Guidé par Fahed Hadji, adjoint qui lui a ouvert de nombreuses portes lors de la campagne des législatives, Emmanuel Maurel visite les installations et salue les personnels des services publics dédiés à la jeunesse. Depuis le jardin du centre de loisirs, le maire, Michel Vallade, désigne la plaine au-delà de la clôture. Une terre à dépolluer : « J’ai cherché à y installer des cultures de plantes qui ne se mangent pas. »

Mener la bataille pour l’exception culturelle au Parlement européen

L’édile évoque le lin. Cela fait tilt chez Emmanuel Maurel, qui lance : « Le premier producteur européen, c’est la France ! » Et voilà le député, intarissable, qui raconte la renaissance de cette filière. L’élu est un socialiste comme on n’en fait plus, attentif au maintien d’une activité productive sur le sol national.

« J’ai beau être un banlieusard, je dois être l’un des seuls députés à avoir visité les 95 départements métropolitains. »

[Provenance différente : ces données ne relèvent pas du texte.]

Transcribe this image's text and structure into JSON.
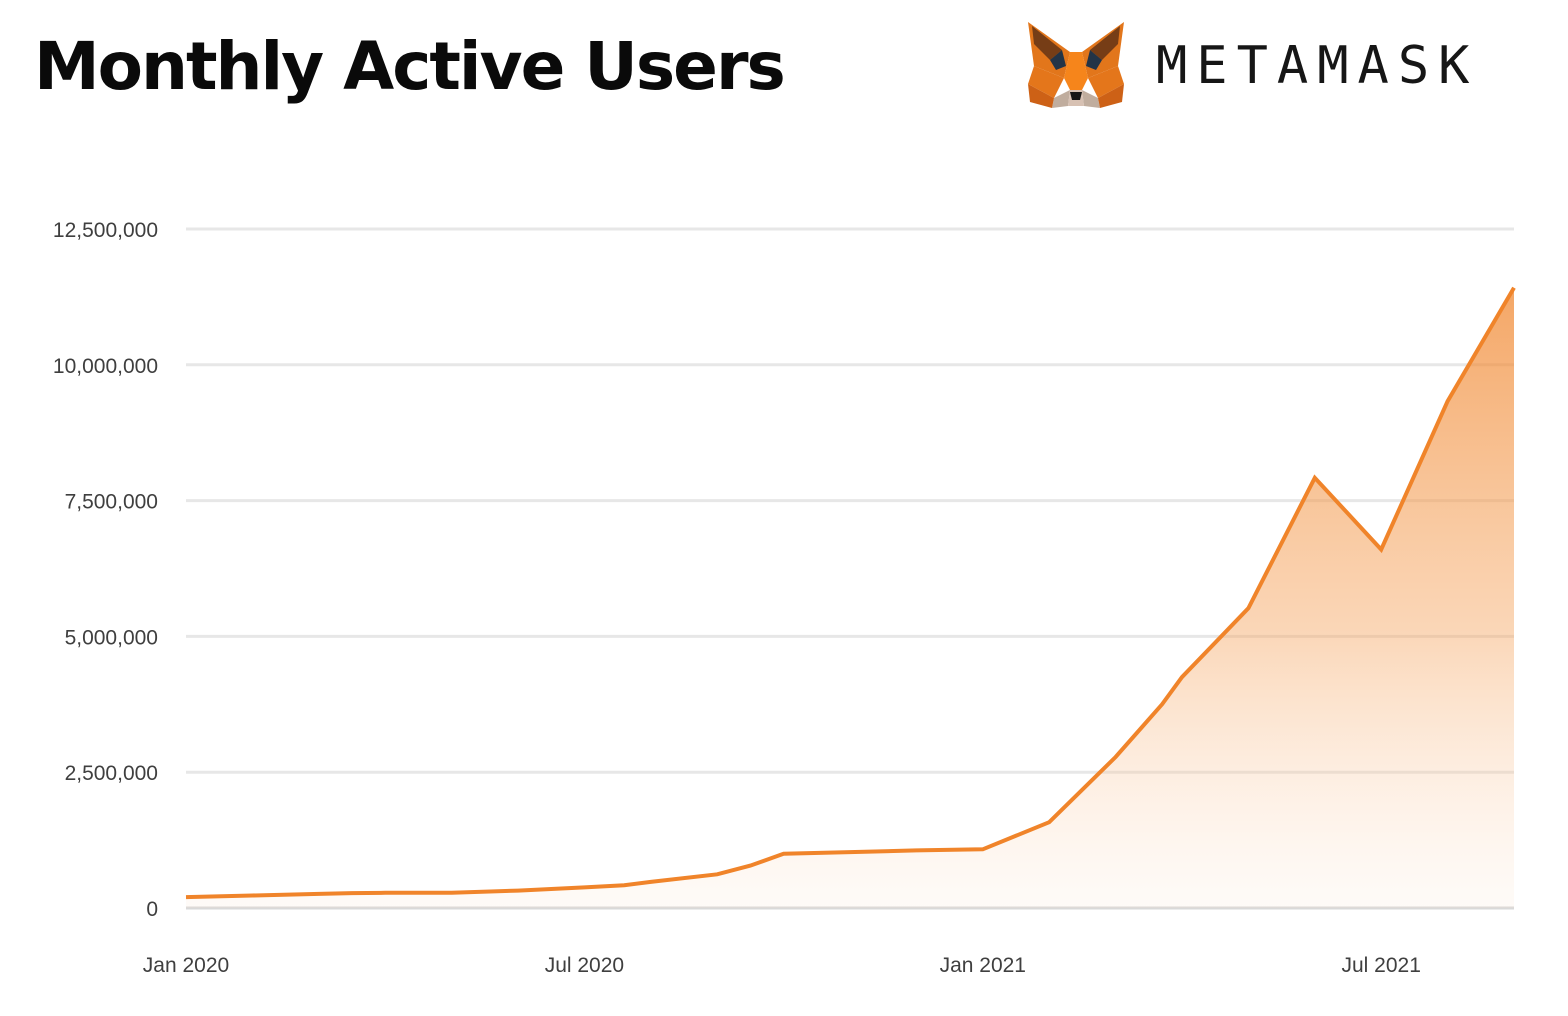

Au terme de la visite, à côté du chantier du terrain de football, on le rappelle à des choses plus terre à terre : peut-il intervenir pour accélérer un dossier de subvention pour les courts de tennis ? Voilà le député de la nation – qui ces dix dernières années a mené la bataille pour l’exception culturelle au Parlement européen – rappelé au local, qu’il sillonnait quand il était conseiller régional, de 2004 à 2015.

En réalité, il n’a été à aucun moment loin de la France et plastronne : « J’ai beau être un banlieusard, je dois être l’un des seuls députés à avoir visité les 95 départements métropolitains. » Né en Seine-Saint-Denis en 1973, résident du Val-d’Oise, Emmanuel Maurel « est très attaché à la France profonde, ses territoires, la diversité des départements et du peuple français. Il n’a jamais été fasciné par l’establishment parisien », témoigne son amie et camarade, l’ex-sénatrice CRCE Marie-Noëlle Lienemann.

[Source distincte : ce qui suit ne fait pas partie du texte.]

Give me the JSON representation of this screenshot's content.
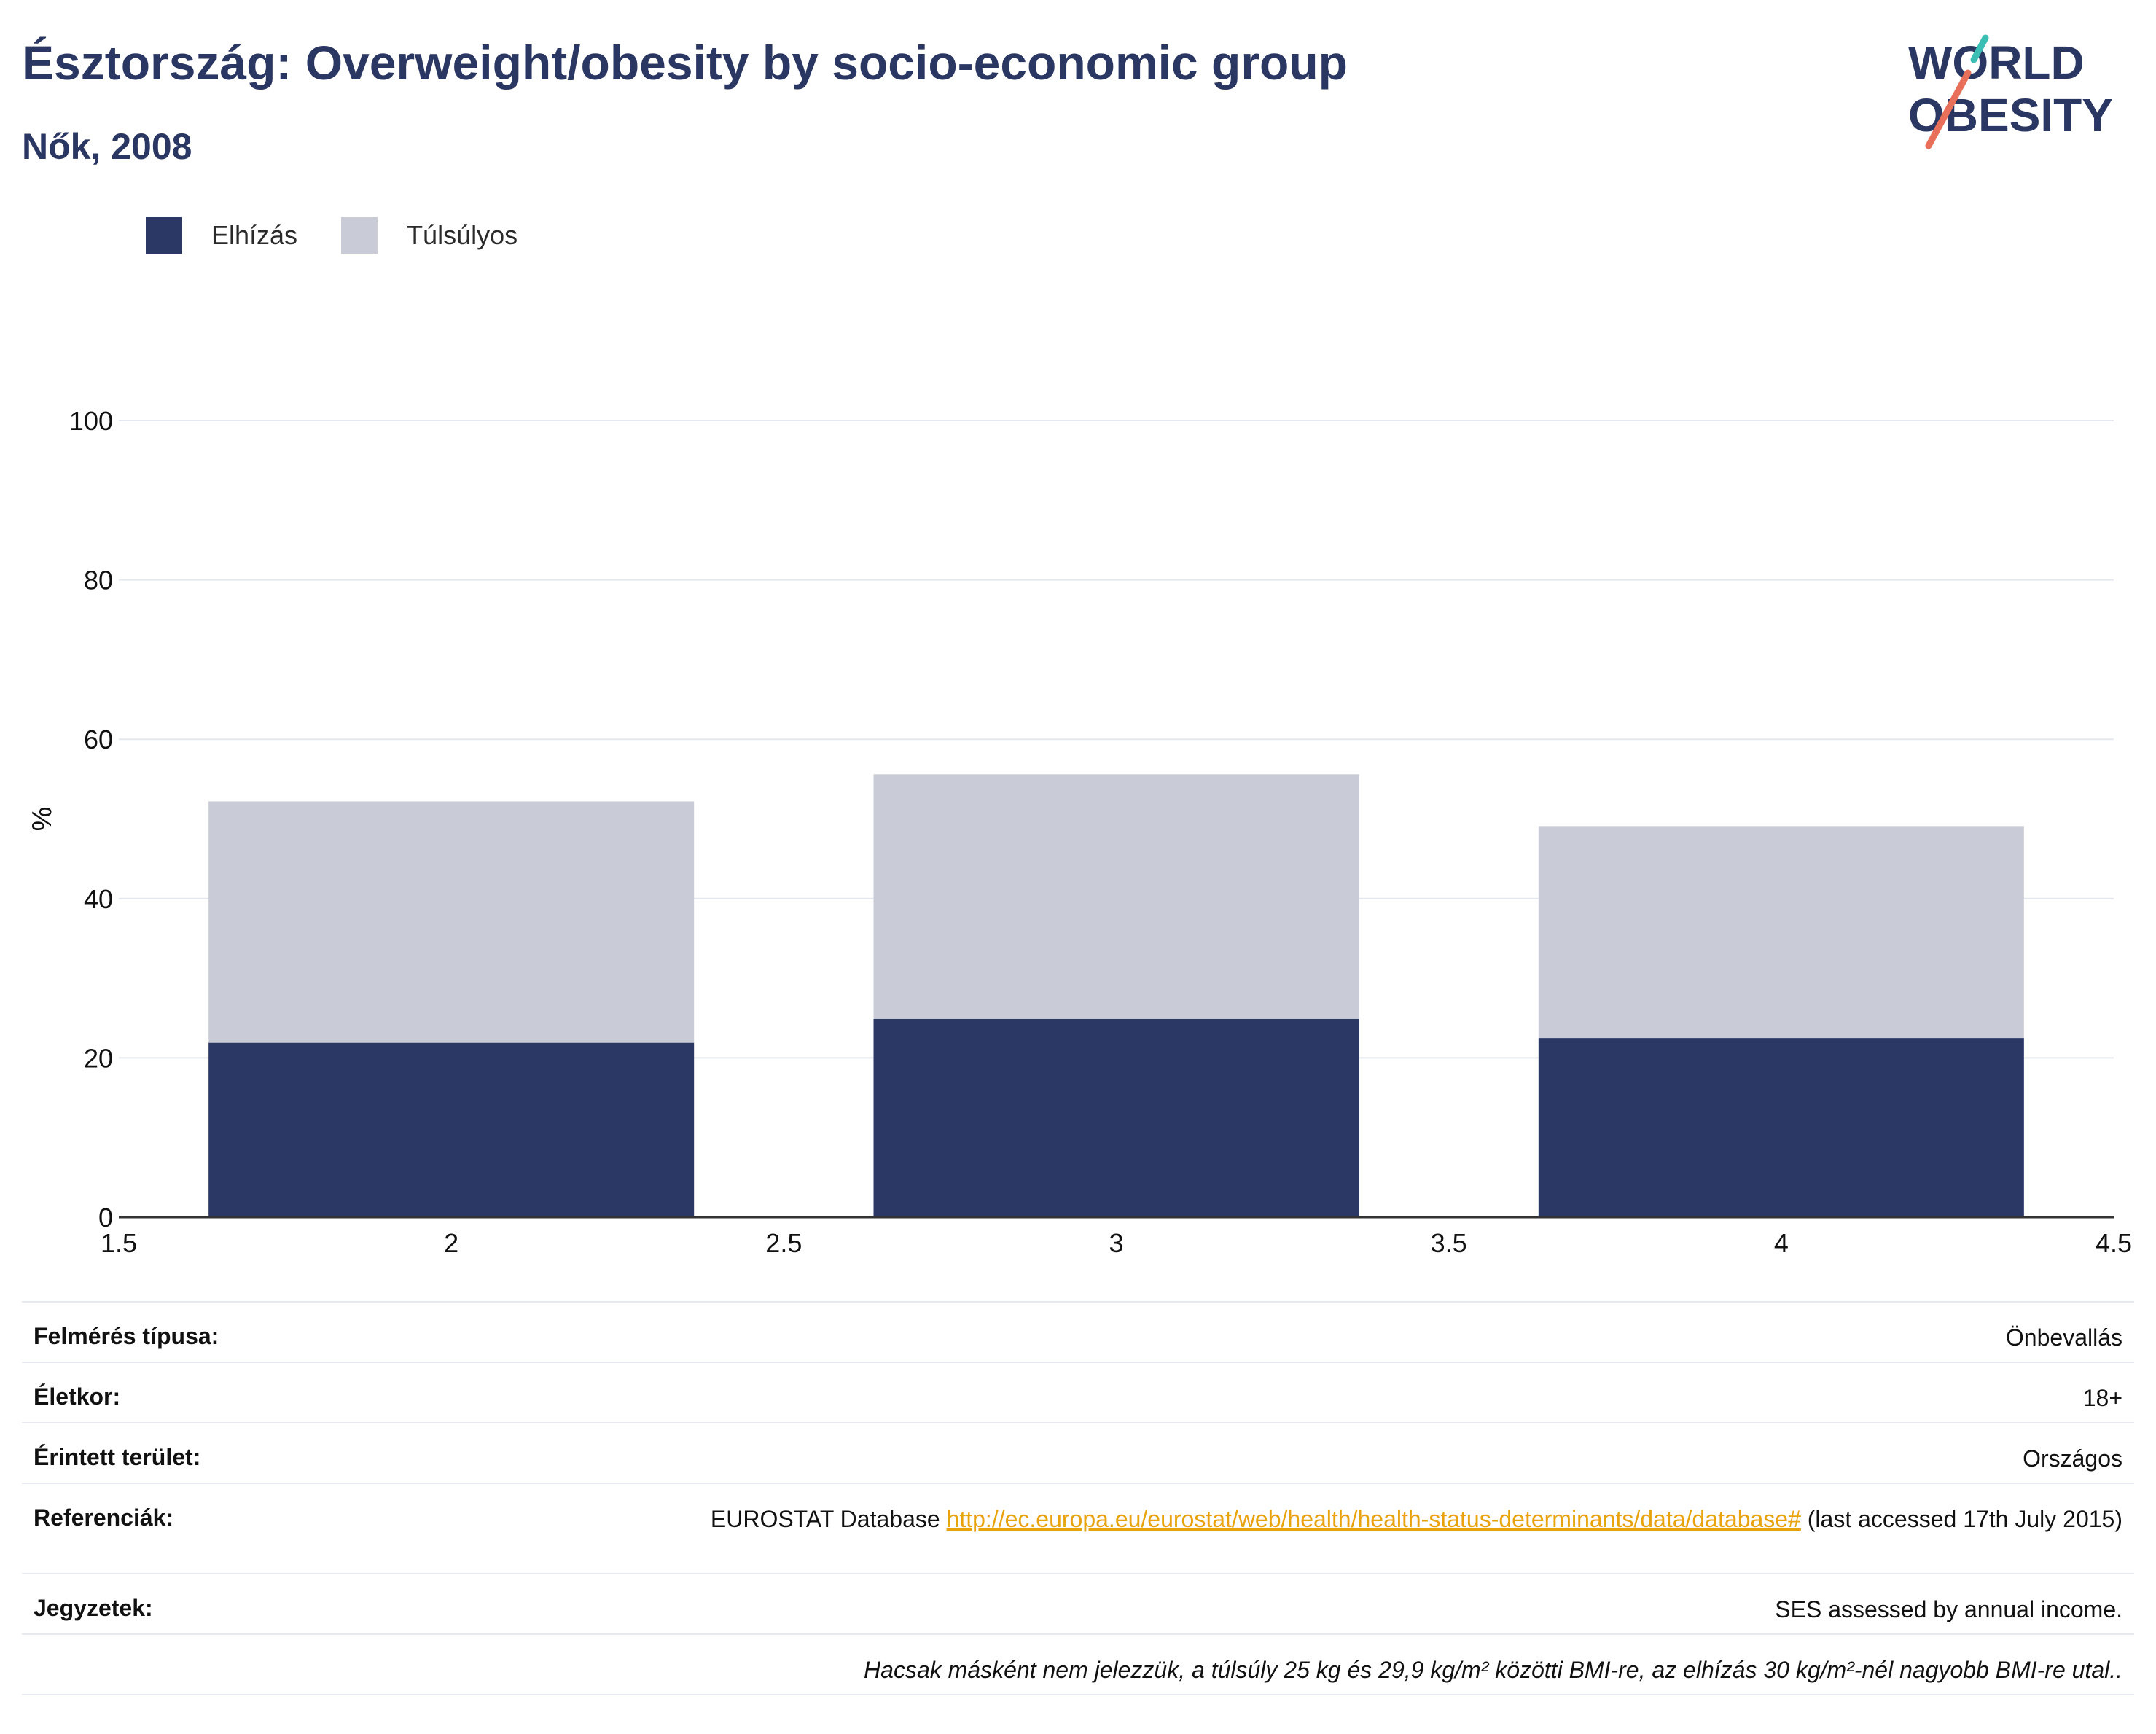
{
  "header": {
    "title": "Észtország: Overweight/obesity by socio-economic group",
    "subtitle": "Nők, 2008"
  },
  "logo": {
    "line1": "WORLD",
    "line2": "OBESITY"
  },
  "legend": {
    "items": [
      {
        "label": "Elhízás",
        "color": "#2b3765"
      },
      {
        "label": "Túlsúlyos",
        "color": "#c9ccd7"
      }
    ]
  },
  "chart_data": {
    "type": "bar",
    "stacked": true,
    "x": [
      2,
      3,
      4
    ],
    "xlim": [
      1.5,
      4.5
    ],
    "xticks": [
      "1.5",
      "2",
      "2.5",
      "3",
      "3.5",
      "4",
      "4.5"
    ],
    "ylim": [
      0,
      100
    ],
    "yticks": [
      "0",
      "20",
      "40",
      "60",
      "80",
      "100"
    ],
    "ylabel": "%",
    "xlabel": "",
    "grid": true,
    "legend_position": "top-left",
    "series": [
      {
        "name": "Elhízás",
        "color": "#2b3765",
        "values": [
          21.9,
          24.9,
          22.5
        ]
      },
      {
        "name": "Túlsúlyos",
        "color": "#c9ccd7",
        "values": [
          30.3,
          30.7,
          26.6
        ]
      }
    ]
  },
  "info": {
    "survey_label": "Felmérés típusa:",
    "survey_value": "Önbevallás",
    "age_label": "Életkor:",
    "age_value": "18+",
    "area_label": "Érintett terület:",
    "area_value": "Országos",
    "ref_label": "Referenciák:",
    "ref_prefix": "EUROSTAT Database",
    "ref_link": "http://ec.europa.eu/eurostat/web/health/health-status-determinants/data/database#",
    "ref_suffix": "(last accessed 17th July 2015)",
    "notes_label": "Jegyzetek:",
    "notes_value": "SES assessed by annual income.",
    "footnote": "Hacsak másként nem jelezzük, a túlsúly 25 kg és 29,9 kg/m² közötti BMI-re, az elhízás 30 kg/m²-nél nagyobb BMI-re utal.."
  }
}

Il est tombé en politique à l’âge de 16 ans, en rejoignant le Parti socialiste et SOS Racisme. Puis c’est l’Unef, les Jeunes socialistes, les bancs de Sciences-Po. En 2004, il est élu conseiller régional. Féru de culture, les médias lui prêtent une érudition classique. À les suivre, il n’aurait d’oreille que pour l’opéra et lirait des auteurs vieux d’au moins un siècle :
Apollinaire, Voltaire, etc. « Ils aiment à me cataloguer ringard », soupire-t-il.

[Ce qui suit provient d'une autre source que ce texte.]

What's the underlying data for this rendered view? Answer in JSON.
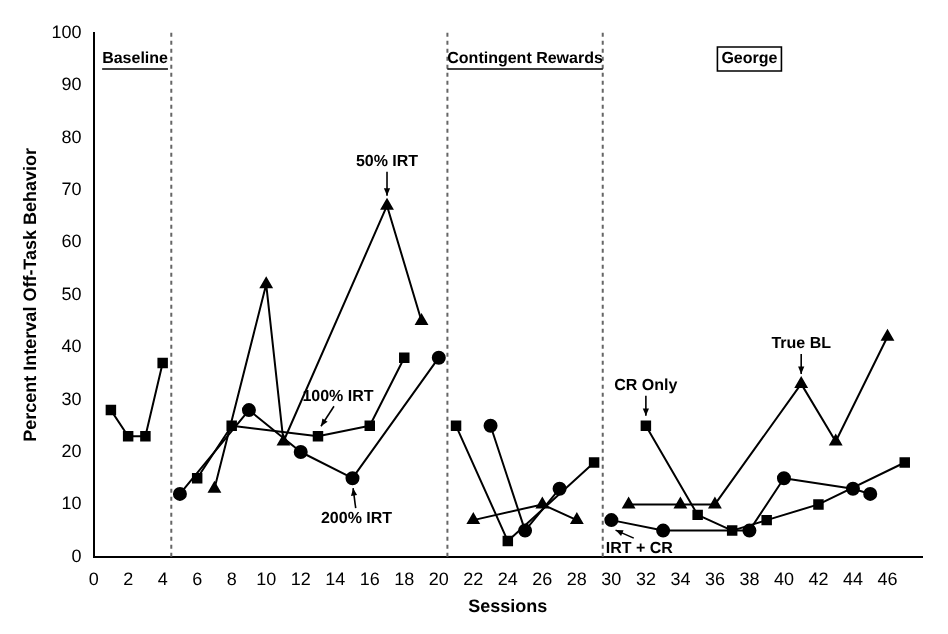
{
  "chart_data": {
    "type": "line",
    "xlabel": "Sessions",
    "ylabel": "Percent Interval Off-Task Behavior",
    "xlim": [
      0,
      48
    ],
    "xticks": [
      0,
      2,
      4,
      6,
      8,
      10,
      12,
      14,
      16,
      18,
      20,
      22,
      24,
      26,
      28,
      30,
      32,
      34,
      36,
      38,
      40,
      42,
      44,
      46
    ],
    "ylim": [
      0,
      100
    ],
    "yticks": [
      0,
      10,
      20,
      30,
      40,
      50,
      60,
      70,
      80,
      90,
      100
    ],
    "grid": false,
    "legend": false,
    "series": [
      {
        "color": "#000000",
        "marker": "square",
        "x": [
          1,
          2,
          3,
          4
        ],
        "values": [
          28,
          23,
          23,
          37
        ]
      },
      {
        "color": "#000000",
        "marker": "circle",
        "x": [
          5,
          9,
          12,
          15,
          20
        ],
        "values": [
          12,
          28,
          20,
          15,
          38
        ]
      },
      {
        "color": "#000000",
        "marker": "square",
        "x": [
          6,
          8,
          13,
          16,
          18
        ],
        "values": [
          15,
          25,
          23,
          25,
          38
        ]
      },
      {
        "color": "#000000",
        "marker": "triangle",
        "x": [
          7,
          10,
          11,
          17,
          19
        ],
        "values": [
          13,
          52,
          22,
          67,
          45
        ]
      },
      {
        "color": "#000000",
        "marker": "square",
        "x": [
          21,
          24,
          29
        ],
        "values": [
          25,
          3,
          18
        ]
      },
      {
        "color": "#000000",
        "marker": "circle",
        "x": [
          23,
          25,
          27
        ],
        "values": [
          25,
          5,
          13
        ]
      },
      {
        "color": "#000000",
        "marker": "triangle",
        "x": [
          22,
          26,
          28
        ],
        "values": [
          7,
          10,
          7
        ]
      },
      {
        "color": "#000000",
        "marker": "triangle",
        "x": [
          31,
          34,
          36,
          41,
          43,
          46
        ],
        "values": [
          10,
          10,
          10,
          33,
          22,
          42
        ]
      },
      {
        "color": "#000000",
        "marker": "square",
        "x": [
          32,
          35,
          37,
          39,
          42,
          47
        ],
        "values": [
          25,
          8,
          5,
          7,
          10,
          18
        ]
      },
      {
        "color": "#000000",
        "marker": "circle",
        "x": [
          30,
          33,
          38,
          40,
          44,
          45
        ],
        "values": [
          7,
          5,
          5,
          15,
          13,
          12
        ]
      }
    ],
    "ref_lines": [
      {
        "axis": "x",
        "value": 4.5,
        "line_style": "dotted",
        "color": "#666666"
      },
      {
        "axis": "x",
        "value": 20.5,
        "line_style": "dotted",
        "color": "#666666"
      },
      {
        "axis": "x",
        "value": 29.5,
        "line_style": "dotted",
        "color": "#666666"
      }
    ],
    "annotations": [
      "Baseline",
      "Contingent Rewards",
      "George",
      {
        "text": "50% IRT",
        "x": 17,
        "y": 67
      },
      {
        "text": "100% IRT",
        "x": 13,
        "y": 23
      },
      {
        "text": "200% IRT",
        "x": 15,
        "y": 15
      },
      {
        "text": "CR Only",
        "x": 32,
        "y": 25
      },
      {
        "text": "IRT + CR",
        "x": 30,
        "y": 7
      },
      {
        "text": "True BL",
        "x": 41,
        "y": 33
      }
    ]
  }
}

S’il concède écouter « beaucoup de musique classique », il lit aussi des auteurs contemporains, tel Nicolas Mathieu. C’est surtout la poésie qu’il dévore : il s’est récemment plongé dans celle de l’Américaine Louise Glück ou du Français François Cheng. Sa vocation contrariée aurait été de devenir vice-président de la région Île-de-France à la Culture. Le président de l’époque, Jean-Paul Huchon, lui confiera l’apprentissage, puis les affaires internationales.

Un homme de partis

L’élu participe aux débats intellectuels de la gauche. Il a dirigé le journal la Corrèze républicaine et socialiste. Il est l’auteur d’une biographie – la première – de Jean Poperen, républicain et laïc, ex-communiste passé à la SFIO après la répression de Budapest en 1956*. Il retient de cette figure qu’il a côtoyé la priorité accordée à la question sociale : « Le
socialisme, c’est d’abord le salaire
. » Et de Jaurès, sa principale source d’inspiration, d’avoir « mis le réformisme au service de l’espérance révolutionnaire » et que le « parti est un intellectuel collectif ».

Emmanuel Maurel est de fait un homme de partis. Au pluriel. Un militant du PS d’abord, tendance aile gauche. Quand Jean-Luc Mélenchon claque la porte en 2008 et que Martine Aubry prend la tête de Solferino, lui reste. « Je pensais encore qu’il fallait un grand parti socialiste », justifie-t-il. En 2018, le mandat Hollande a achevé ses espoirs et il quitte le PS à
son tour. L’élu fonde Gauche républicaine et socialiste, un temps partenaire de la France insoumise, avant de rallier les campagnes de Fabien Roussel et Léon Deffontaines.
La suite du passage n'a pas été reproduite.